Generally a PPO loop contains follwoing steps:
- sampling trajectories via
generation_manager.run_llm_loop
- compute log prob of the trajectory
self.actor_rollout_wg.compute_log_prob(final_gen_batch_output)
- compute log prob of the trajectory under reference policy
ref_log_prob = self.ref_policy_wg.compute_ref_log_prob(batch)
- compute values if we're using PPO
values = self.critic_wg.compute_values(batch)
- compute reward
reward_tensor = self.rm_wg.compute_rm_score(batch)
, here we use hardcode reward like inverl/utils/reward_score/geo3k.py
- compute advantage
batch = compute_advantage(batch,
- training ciritc model
critic_output = self.critic_wg.update_critic(batch)
- training actor and sync model weight with VLLM
actor_output = self.actor_rollout_wg.update_actor(batch)
. You can refer todef update_actor(self, data: DataProto):
inverl.workers.fsdp_workers.py
So the most heavy part is sampling and training actor. Training actor have two strategies: FSDP or Megatron. FSDP is the first choice.

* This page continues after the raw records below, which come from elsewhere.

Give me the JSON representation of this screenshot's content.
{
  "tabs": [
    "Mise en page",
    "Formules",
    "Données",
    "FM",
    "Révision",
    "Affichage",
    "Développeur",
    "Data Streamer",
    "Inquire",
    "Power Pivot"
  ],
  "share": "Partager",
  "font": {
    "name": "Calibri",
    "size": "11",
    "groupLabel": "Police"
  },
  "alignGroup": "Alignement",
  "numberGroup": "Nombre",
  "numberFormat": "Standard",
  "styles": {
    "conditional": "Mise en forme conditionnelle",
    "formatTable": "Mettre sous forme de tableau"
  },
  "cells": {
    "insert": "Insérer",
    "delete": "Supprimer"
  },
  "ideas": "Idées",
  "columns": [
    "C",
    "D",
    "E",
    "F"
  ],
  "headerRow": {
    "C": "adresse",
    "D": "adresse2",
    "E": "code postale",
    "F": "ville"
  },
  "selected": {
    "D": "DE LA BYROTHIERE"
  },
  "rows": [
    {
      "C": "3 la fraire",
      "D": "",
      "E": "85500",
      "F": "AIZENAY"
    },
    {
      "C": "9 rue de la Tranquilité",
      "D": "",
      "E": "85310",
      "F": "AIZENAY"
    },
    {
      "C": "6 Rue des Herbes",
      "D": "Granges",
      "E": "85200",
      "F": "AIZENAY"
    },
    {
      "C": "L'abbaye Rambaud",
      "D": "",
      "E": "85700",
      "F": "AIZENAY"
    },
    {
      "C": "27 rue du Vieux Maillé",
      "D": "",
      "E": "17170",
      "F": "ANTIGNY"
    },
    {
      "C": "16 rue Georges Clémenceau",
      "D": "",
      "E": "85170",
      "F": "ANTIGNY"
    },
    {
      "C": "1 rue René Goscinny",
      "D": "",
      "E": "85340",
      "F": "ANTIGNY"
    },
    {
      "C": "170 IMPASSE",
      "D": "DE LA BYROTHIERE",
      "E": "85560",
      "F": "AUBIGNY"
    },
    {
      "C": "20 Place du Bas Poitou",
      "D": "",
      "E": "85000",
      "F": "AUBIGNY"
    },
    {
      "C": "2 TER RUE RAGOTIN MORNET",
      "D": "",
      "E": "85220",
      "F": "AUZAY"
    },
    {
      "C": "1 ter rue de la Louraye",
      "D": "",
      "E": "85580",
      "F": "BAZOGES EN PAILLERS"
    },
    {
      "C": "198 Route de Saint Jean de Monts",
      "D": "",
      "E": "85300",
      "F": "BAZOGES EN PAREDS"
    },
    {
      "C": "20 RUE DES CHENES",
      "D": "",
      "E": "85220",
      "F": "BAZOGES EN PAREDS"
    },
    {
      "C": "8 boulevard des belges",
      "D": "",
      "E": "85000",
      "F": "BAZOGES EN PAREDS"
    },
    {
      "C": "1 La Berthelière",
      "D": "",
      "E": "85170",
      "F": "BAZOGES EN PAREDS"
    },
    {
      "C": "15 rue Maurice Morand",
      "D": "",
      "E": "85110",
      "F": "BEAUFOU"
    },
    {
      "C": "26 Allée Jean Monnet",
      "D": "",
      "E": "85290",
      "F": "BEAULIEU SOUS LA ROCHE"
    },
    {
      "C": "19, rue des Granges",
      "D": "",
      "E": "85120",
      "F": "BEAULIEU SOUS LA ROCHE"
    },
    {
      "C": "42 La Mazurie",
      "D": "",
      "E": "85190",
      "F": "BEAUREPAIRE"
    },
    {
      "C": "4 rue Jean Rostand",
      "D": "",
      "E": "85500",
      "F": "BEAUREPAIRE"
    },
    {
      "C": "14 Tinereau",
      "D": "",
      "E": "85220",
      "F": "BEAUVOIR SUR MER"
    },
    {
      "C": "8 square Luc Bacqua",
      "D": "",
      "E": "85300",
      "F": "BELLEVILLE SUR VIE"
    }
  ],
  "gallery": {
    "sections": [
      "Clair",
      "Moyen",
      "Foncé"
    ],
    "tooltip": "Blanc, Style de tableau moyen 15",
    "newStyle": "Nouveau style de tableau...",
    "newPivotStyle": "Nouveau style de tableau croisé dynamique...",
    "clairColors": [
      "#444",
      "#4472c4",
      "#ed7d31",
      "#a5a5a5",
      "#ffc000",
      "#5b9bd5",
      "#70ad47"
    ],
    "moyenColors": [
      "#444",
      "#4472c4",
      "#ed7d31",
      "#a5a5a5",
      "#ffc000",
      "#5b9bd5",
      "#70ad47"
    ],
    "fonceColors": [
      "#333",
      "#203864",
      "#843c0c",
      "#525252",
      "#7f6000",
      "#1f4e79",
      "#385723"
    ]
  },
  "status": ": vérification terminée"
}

Training actor also uses Ulysses deepspeed for context paralelism, I think we dont need to change much here since it use token embeds to chunk rather than dataside (need to confirm since I havent used this).
-
self.actor_rollout_wg
is basically a VLLM engine to do sampling and rolloutLLMGenerationManager
is a basically LLM loop (agent) useactor_rollout_wg
to do sampling and manage multiple stepssampling then executing code
. -
_update_rolling_state
method ofLLMGenerationManager
is where we update the current sequence with response and observation. -
batch_execute_code
method ofLLMGenerationManager
will execute in batches all the code that agent produces, supporting output image as well. -
non_tensor
part of our domain is:
non_tensors={'multi_modal_data': new_multi_modal_data, 'multi_modal_inputs': new_multi_modal_inputs}
- Basically agent part mostly update the current DataProto with newly added observations and handle multi-modal inputs and images.
The final part is model architecture: defined in verl/models/transformers/qwen2_vl.py
, here I also extend the Qwen-VL to be a token classifier for critic model.